Bu ve buna benzer kendisini cami jandarması zanneden bazı sevimsiz ses sahipleri çocukları camilerden soğutmakta, namaz kılanların kızgın, öfkeli insanlar olduğu imajını vermektedir. Bu insanlar ALLAH’ın evini çocuklardan korumak iddiasındadırlar. Ne kadar komik bir savunma değil mi?
Ey büyükler! Cami jandarması olmaktan kurtulun, camiye gelen miniklerin korkulu rüyası olmaktan çıkın. Allah’ın evlerini çocuklara yasaklamayın. Çocuklara bağırarak onları korkutmayın.
Ceplerinizde şeker olsun, çikolata olsun, sakız olsun, balon olsun.
Elleriniz, çocuk başı ve yanağı okşayan pamuk eller olsun.
Dilleriniz ve sözleriniz yumuşak ve kuşatıcı olsun.
Ayrıca Allah’ın huzuruna durduğunuzda dışarıdan gelen sesleri duymayın, yüce yaratıcımızla bağlarınızı iyi kurun ki, kulluğunuzun güzelliği ortaya çıksın, yakarışlarınızın karşılığı iyi olsun.
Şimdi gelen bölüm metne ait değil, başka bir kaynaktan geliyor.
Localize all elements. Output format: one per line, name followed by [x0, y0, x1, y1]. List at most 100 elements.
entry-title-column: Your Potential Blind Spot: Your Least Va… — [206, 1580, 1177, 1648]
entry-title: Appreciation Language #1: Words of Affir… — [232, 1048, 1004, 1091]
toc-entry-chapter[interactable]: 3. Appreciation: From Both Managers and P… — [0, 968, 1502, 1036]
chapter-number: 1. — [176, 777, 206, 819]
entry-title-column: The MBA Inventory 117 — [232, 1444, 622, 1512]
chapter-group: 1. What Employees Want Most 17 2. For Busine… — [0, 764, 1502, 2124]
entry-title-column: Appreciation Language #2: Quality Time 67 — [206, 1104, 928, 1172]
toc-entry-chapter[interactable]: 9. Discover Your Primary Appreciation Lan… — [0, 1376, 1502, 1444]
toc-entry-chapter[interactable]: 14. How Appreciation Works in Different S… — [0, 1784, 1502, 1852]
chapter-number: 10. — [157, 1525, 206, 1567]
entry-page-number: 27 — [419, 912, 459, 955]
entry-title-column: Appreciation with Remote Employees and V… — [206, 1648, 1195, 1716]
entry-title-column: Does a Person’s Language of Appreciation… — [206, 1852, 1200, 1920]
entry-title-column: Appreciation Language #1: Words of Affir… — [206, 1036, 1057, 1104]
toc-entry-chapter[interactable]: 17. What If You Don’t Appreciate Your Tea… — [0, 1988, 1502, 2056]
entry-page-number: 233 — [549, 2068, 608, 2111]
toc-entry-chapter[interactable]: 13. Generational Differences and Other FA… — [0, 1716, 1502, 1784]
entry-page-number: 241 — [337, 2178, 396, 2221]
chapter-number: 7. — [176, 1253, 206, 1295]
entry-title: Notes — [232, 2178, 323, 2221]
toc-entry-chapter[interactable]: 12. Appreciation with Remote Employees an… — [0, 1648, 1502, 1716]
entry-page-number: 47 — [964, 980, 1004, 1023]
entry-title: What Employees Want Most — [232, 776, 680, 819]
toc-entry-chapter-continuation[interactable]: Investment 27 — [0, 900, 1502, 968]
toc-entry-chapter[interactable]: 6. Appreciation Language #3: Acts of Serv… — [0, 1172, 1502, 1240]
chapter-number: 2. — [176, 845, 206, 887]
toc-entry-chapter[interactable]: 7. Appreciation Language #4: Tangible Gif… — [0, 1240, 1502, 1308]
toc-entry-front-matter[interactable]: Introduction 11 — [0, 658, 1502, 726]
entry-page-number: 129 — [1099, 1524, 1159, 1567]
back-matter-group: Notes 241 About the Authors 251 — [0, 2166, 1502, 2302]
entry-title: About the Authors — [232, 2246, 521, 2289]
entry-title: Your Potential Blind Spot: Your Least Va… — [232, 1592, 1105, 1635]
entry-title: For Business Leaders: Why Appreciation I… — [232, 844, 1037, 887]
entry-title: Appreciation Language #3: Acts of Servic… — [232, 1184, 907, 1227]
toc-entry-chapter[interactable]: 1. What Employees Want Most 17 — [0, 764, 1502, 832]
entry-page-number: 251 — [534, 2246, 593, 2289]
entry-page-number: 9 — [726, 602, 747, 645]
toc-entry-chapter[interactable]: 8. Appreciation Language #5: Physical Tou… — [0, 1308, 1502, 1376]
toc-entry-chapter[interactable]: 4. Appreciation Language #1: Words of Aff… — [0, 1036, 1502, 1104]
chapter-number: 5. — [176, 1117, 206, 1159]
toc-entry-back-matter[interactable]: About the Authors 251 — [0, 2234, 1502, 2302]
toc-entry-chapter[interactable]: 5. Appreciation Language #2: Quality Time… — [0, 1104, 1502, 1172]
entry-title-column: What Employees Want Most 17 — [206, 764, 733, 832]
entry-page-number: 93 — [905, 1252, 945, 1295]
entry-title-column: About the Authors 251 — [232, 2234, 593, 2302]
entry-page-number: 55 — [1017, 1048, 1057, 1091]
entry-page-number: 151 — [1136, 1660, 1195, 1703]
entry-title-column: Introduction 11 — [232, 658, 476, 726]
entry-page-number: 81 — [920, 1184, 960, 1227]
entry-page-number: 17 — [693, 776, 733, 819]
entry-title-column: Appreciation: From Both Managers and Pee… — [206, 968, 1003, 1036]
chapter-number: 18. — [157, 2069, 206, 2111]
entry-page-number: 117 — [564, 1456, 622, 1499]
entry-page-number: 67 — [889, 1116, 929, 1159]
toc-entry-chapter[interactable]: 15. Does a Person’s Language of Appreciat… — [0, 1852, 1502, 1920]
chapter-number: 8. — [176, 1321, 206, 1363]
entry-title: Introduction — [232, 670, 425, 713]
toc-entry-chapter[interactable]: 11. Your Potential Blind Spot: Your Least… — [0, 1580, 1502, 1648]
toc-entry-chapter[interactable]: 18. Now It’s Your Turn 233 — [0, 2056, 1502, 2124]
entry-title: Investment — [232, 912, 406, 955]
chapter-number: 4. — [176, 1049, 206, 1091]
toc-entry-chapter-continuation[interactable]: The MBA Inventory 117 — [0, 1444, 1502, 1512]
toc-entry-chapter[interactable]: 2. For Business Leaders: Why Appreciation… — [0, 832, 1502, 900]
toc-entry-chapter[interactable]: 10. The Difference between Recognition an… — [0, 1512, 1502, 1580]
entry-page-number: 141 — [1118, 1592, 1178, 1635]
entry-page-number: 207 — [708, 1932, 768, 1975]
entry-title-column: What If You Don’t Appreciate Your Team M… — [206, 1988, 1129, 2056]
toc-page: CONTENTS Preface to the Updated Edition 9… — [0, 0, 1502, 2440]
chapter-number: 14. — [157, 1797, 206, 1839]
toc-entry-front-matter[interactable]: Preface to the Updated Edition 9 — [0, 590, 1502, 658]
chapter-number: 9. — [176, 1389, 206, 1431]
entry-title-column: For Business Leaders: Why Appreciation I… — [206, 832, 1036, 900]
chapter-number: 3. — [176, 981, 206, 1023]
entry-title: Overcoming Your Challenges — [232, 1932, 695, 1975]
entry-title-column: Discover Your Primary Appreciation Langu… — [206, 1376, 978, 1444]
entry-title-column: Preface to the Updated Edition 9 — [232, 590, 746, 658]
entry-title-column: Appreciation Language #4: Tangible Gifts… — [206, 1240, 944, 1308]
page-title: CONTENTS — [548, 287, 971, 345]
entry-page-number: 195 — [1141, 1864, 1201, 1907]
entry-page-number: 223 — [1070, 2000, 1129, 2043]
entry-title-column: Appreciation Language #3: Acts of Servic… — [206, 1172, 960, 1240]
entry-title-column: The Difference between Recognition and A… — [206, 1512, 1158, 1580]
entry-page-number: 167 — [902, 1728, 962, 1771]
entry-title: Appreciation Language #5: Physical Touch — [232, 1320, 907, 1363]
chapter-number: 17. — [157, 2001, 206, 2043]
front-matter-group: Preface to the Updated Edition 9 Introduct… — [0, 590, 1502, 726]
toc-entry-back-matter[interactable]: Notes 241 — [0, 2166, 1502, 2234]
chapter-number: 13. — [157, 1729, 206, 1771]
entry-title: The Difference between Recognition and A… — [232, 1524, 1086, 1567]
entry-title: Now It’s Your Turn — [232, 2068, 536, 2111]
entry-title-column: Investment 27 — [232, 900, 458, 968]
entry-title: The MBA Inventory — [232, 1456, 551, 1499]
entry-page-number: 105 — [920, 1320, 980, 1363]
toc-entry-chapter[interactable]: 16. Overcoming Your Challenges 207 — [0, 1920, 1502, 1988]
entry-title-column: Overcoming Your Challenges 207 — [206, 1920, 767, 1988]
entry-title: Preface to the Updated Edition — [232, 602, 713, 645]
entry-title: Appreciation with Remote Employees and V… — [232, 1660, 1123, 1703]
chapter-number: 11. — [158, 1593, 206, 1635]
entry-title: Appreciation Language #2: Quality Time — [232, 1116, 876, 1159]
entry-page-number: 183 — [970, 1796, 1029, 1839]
Camilerimizi daha çok çocuk sesleri ile, daha çok çocuk duaları ile çınlatabilmek için çabalamamız gerekirken onlara bağırmayalım.
Camide namaz kılarken arka saflarda gülüşen, koşturan çocuk sesleri yoksa gelecek nesiller adına korkmamız gerektiğini unutmayalım.
Haydi çocuklar camiye!
Camilerin sizin sesinize ihtiyacı var.